While both trends may sound alarming, given the stress a rising world population puts on the earth's resources, here's a silver lining: Corporations have found that environmentally friendly technologies often allow them to eliminate waste and lower manufacturing costs, thus improving their financial performance. Wider use of envirotech can even avoid future liabilities for workers' health problems, says Bill McDonough, who has helped design environmentally friendly manufacturing facilities for the likes of Ford and shoe maker Nike (NKE ).

FURTHER TO GO.  Clearly, Corporate America is taking on a more active role in protecting the environment, even as the public sector's involvement fades. And as might be expected, that's leading to increased innovation in technologies used to protect and repair the environment.

In the three decades since the first Earth Day, much has been done to improve the environment in the U.S. And yet, much remains to be done. From 2000 to 2002, the number of days with unhealthy ozone levels in the U.S. jumped 18.5%, according to the American Lung Assn. And according to the Environmental Protection Agency's 2000 water quality survey -- the most recent available -- some 40% of U.S. streams and lakes aren't clean enough for fishing and swimming. That's hardly different than in 1998, when 35% of rivers and 45% of lakes weren't clean enough.

At the same time, the cleanup pace for the nation's most toxic sites slowed by half from 2001 to 2003, according to the environmental advocacy group U.S. Public Interest Research Group in Washington, D.C.

LEEWAY TO DIAL BACK.  Worse, apathy over the environment seems to be spreading, perhaps as Americans focus more on the weak economy for now. In a March Gallup poll of 1,003 adults, some 51% -- down from 58% in 2000 -- said they think the government isn't doing enough to protect the environment. And only 14% identified themselves as active participants in the environmental movement, down from 19% a year ago.

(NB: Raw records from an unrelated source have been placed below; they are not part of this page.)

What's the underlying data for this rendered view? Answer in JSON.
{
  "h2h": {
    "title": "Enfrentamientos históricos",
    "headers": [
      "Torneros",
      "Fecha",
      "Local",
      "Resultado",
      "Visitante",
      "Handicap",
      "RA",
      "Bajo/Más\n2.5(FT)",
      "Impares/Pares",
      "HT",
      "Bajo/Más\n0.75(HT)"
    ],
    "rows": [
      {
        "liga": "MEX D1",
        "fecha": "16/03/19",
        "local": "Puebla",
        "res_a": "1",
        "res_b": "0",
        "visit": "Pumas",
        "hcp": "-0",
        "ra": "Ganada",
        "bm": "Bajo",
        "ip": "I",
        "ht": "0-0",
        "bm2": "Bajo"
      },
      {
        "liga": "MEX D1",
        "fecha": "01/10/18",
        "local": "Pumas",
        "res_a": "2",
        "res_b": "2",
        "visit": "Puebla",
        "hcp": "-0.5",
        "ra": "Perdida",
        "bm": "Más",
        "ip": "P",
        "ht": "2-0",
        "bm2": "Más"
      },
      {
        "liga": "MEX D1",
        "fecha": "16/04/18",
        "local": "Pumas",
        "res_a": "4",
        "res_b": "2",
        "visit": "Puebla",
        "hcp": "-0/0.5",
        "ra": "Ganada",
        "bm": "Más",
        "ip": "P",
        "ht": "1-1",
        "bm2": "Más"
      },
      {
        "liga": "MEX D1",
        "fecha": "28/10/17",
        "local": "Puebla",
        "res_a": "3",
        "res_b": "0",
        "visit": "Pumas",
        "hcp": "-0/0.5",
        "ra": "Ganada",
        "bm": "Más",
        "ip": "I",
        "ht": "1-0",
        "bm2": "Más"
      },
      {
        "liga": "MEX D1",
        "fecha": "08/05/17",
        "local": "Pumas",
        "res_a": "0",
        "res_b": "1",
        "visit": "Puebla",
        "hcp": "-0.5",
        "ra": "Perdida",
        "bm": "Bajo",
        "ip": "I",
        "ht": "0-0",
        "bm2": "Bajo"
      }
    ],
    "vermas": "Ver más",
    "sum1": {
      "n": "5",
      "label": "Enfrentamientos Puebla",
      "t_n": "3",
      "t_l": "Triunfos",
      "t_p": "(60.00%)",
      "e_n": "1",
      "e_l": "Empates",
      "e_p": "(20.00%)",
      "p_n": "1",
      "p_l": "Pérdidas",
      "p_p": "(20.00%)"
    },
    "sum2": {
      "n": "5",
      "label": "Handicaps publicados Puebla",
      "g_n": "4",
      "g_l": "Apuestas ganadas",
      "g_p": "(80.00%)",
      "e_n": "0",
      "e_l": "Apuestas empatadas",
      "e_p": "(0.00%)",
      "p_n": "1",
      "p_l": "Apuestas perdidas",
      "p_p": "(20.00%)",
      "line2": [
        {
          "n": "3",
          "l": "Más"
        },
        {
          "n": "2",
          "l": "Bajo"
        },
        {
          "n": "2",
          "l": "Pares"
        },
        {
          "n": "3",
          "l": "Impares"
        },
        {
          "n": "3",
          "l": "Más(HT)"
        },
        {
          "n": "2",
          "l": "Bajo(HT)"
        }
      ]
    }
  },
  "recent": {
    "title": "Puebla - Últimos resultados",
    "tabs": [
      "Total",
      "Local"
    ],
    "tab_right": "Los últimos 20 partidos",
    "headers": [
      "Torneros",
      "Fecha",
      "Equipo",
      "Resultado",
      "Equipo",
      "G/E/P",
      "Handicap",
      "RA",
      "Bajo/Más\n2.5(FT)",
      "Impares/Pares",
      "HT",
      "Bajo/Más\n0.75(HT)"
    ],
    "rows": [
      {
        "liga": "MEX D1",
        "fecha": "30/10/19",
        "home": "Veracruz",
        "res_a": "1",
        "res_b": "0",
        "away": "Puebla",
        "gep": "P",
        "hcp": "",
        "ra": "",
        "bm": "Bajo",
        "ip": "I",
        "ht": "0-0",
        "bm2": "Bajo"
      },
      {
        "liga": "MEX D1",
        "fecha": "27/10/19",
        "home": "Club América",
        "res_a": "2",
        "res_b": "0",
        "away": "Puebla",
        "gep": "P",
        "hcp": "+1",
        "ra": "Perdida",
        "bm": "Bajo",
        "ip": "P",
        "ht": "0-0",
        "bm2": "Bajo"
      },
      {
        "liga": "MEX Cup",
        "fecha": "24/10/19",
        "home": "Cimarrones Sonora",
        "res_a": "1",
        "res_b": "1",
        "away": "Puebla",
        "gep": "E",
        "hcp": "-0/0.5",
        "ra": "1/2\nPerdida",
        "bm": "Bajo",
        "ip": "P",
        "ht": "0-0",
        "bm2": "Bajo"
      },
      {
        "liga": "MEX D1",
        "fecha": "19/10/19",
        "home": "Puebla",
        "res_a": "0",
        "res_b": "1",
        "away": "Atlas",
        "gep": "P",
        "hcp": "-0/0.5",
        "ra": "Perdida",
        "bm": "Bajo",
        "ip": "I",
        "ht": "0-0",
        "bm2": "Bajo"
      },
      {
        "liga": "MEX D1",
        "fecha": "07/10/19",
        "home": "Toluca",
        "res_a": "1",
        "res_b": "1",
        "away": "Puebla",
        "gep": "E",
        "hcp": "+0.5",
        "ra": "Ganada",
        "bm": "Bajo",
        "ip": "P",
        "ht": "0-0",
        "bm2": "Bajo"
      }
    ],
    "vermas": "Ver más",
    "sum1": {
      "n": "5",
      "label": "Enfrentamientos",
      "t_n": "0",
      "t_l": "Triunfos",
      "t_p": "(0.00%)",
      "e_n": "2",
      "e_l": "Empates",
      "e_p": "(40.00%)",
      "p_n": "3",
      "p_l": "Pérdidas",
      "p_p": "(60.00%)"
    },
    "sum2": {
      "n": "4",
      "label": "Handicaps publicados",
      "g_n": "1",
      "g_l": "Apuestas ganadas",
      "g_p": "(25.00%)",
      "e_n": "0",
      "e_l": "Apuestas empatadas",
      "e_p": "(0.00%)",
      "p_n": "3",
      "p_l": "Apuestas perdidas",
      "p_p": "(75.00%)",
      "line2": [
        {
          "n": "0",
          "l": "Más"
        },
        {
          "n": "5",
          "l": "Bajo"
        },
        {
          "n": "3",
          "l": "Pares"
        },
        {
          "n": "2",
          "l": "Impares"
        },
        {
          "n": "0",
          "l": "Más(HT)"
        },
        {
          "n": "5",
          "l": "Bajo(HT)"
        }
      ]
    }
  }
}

That has given the Bush Administration leeway to dial back on environmental programs. The Office of Management & Budget, the President's budgeting arm, estimated that the federal government would have had to spend $31.15 billion in fiscal 2003, which began last October, to keep existing EPA programs in place. Congress approved only $30.8 billion, however -- which was $1.4 billion more than the Administration originally requested.

By 2008, a $2.8 billion budget shortfall could exist between congressional funding and the $36.9 billion needed to maintain status quo, according to the OMB. "Suddenly, we're fighting [to keep] programs that have been successful," says Greg Wetstone, director of programs at the environmental advocacy group National Resources Defense Council in New York.